The Colts started to muster a fourth quarter comeback, cutting the Steelers lead to 21-18 late in the game. The Colts stopped the Steelers offense, and they got the ball back in Manning's hands. The Steelers defense stepped up as Porter sacked Manning and then Porter and Farrior combined for a sack on fourth-and-16 to give the Steelers the ball back with 1:20 left at the Colts two-yard line.
They were smelling victory when the unthinkable happened. The sure-handed Jerome Bettis fumbled and the Colts' Nick Harper recovered and took off.
"I had my back turned and all of a sudden I just hear the fans start yelling and I turn around and Harper is running with the ball," said Porter. "I'm thinking, not Jerome, not like that. That's our closer, he doesn't do that. He puts the game away and we had him in the situation just do the walk off home run, punch it in the end zone and he fumbles. It was crazy."
Farrior remembers the moment as well, remembers the horrible feeling of his heart sinking after he thought victory was in hand.
"I was in total shock when I turned around and I see Harper running down the field," said Farrior. "I'm like 'Oh my God.' I didn't even know what happened. I just turned around and saw a guy running. My heart just dropped to the ground. I really don't know how to describe it, but it was just like being in a scary movie or a scary dream."
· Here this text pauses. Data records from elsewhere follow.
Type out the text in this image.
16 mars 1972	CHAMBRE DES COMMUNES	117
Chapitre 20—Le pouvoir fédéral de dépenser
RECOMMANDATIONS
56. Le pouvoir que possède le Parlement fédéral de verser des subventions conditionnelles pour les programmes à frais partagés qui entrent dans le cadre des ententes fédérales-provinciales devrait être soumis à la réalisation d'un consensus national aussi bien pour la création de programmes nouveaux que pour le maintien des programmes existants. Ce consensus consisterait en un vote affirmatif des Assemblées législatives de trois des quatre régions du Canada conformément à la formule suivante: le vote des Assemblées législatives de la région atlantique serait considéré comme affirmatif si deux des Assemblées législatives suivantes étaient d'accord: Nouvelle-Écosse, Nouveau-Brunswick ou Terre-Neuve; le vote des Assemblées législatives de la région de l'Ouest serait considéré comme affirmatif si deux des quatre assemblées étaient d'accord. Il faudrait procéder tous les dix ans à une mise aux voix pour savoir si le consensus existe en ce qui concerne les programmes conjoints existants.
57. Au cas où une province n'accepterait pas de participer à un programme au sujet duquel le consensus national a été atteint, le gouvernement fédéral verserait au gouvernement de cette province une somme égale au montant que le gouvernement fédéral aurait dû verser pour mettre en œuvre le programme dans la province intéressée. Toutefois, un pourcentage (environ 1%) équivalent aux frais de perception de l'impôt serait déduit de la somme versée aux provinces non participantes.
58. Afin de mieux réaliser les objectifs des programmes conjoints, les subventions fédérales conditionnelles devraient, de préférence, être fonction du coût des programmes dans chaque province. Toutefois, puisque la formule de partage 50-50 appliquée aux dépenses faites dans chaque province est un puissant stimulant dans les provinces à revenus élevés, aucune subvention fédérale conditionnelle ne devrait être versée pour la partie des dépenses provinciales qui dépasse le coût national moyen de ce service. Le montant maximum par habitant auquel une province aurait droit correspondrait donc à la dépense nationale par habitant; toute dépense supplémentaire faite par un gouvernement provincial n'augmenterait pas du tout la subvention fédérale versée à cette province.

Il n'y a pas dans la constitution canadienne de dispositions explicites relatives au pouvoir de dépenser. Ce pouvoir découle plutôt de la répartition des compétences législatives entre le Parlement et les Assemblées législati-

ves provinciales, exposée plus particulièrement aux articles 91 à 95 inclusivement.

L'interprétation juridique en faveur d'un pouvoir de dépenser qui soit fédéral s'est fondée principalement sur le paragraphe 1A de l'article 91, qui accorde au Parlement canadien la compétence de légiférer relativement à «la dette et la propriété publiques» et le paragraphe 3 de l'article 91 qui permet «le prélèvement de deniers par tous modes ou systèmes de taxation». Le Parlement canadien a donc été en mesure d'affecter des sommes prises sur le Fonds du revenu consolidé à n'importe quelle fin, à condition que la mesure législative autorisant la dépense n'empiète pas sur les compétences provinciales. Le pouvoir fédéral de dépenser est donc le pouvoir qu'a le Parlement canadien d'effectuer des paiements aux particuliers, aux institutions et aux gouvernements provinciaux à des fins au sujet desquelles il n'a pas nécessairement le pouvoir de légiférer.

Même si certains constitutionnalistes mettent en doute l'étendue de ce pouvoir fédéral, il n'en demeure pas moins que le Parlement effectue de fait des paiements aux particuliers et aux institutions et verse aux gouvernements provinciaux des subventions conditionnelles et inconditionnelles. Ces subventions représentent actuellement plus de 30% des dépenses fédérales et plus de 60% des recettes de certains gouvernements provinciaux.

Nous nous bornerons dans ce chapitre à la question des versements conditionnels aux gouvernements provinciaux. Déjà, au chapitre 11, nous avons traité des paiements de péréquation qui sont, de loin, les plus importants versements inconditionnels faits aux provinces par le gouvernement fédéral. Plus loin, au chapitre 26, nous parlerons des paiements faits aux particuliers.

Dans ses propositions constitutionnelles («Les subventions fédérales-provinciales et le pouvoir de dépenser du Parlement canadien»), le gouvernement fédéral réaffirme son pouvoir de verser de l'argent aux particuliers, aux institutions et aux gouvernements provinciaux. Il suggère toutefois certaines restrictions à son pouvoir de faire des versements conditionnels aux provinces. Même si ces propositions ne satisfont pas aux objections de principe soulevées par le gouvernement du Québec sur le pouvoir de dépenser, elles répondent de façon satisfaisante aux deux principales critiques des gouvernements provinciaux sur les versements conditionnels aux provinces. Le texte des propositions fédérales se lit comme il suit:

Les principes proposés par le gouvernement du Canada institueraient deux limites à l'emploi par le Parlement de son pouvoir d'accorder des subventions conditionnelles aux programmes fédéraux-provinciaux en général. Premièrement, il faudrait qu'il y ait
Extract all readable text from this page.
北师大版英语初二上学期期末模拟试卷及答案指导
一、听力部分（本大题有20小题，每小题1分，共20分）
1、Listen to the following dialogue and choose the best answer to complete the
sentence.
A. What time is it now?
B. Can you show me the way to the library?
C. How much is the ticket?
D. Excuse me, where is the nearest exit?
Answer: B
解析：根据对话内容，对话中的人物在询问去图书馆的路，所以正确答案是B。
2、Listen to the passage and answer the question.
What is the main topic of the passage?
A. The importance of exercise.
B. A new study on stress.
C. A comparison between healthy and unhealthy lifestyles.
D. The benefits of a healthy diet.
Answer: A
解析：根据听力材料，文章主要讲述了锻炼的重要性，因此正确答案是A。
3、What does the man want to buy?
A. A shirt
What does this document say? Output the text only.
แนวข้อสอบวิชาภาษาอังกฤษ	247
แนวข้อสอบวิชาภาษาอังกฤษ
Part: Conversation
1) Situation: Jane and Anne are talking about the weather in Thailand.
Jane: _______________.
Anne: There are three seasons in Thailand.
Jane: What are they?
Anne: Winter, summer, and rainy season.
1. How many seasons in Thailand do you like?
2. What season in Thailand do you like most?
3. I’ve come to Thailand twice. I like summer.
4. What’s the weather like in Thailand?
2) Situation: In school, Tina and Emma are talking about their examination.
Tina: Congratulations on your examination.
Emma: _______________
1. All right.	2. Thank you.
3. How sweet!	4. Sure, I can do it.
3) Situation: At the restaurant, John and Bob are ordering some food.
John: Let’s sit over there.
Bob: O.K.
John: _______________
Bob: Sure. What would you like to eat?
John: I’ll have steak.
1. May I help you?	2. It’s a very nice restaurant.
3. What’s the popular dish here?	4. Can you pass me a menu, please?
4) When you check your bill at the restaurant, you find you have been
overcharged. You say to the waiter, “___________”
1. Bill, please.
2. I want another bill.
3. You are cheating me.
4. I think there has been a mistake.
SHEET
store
Usually those scary movies have a really bad ending. And it was looking like that was going to be the case, until Ben Roethlisberger somehow caught up to Harper, made an incredible shoestring tackle, and brought him down at the Colts 42-yard line.
"Ben showed how athletic he is by making that tackle," said Porter. "He's a pure athlete. Most quarterbacks can't make that play. It's him versus a defensive back in a wide open field and he kept getting depth to find his angle. We knew he was a heck of an athlete, but for him to make that play really showed how good of an athlete he was."
So instead of kicking back and watching the offense close out the game, the defense was summoned to duty.
"Everybody runs out on the field thinking we have to go win it on defense," said Farrior. "I'm standing in front of Coach LeBeau and he's still looking at the replay and he was just staring into space and I was like, 'Coach what's the call? Give me the call, let's go win the game.' It was like he had to snap out of it. He told me after the game, 'Thanks for snapping me out of my little thing that I was in.' I think he was in shock and disbelief, but we were ready to go."
Manning stepped up, moving the ball to the Steelers 28-yard line. Facing fourth-and-two with 21 seconds to play, kicker Mike Vanderjagt came on for the game-winning 46-yard field goal. The Steelers called timeout to ice him, and whether that did the trick or not, the kick went wide right.
"I was just praying it was in the cards for us," said Farrior. "All you can do is just do your job and go through the process. They had to make the kick, and they didn't.
"I was just relieved. I walked off the field with my arms up. It was just a total relief."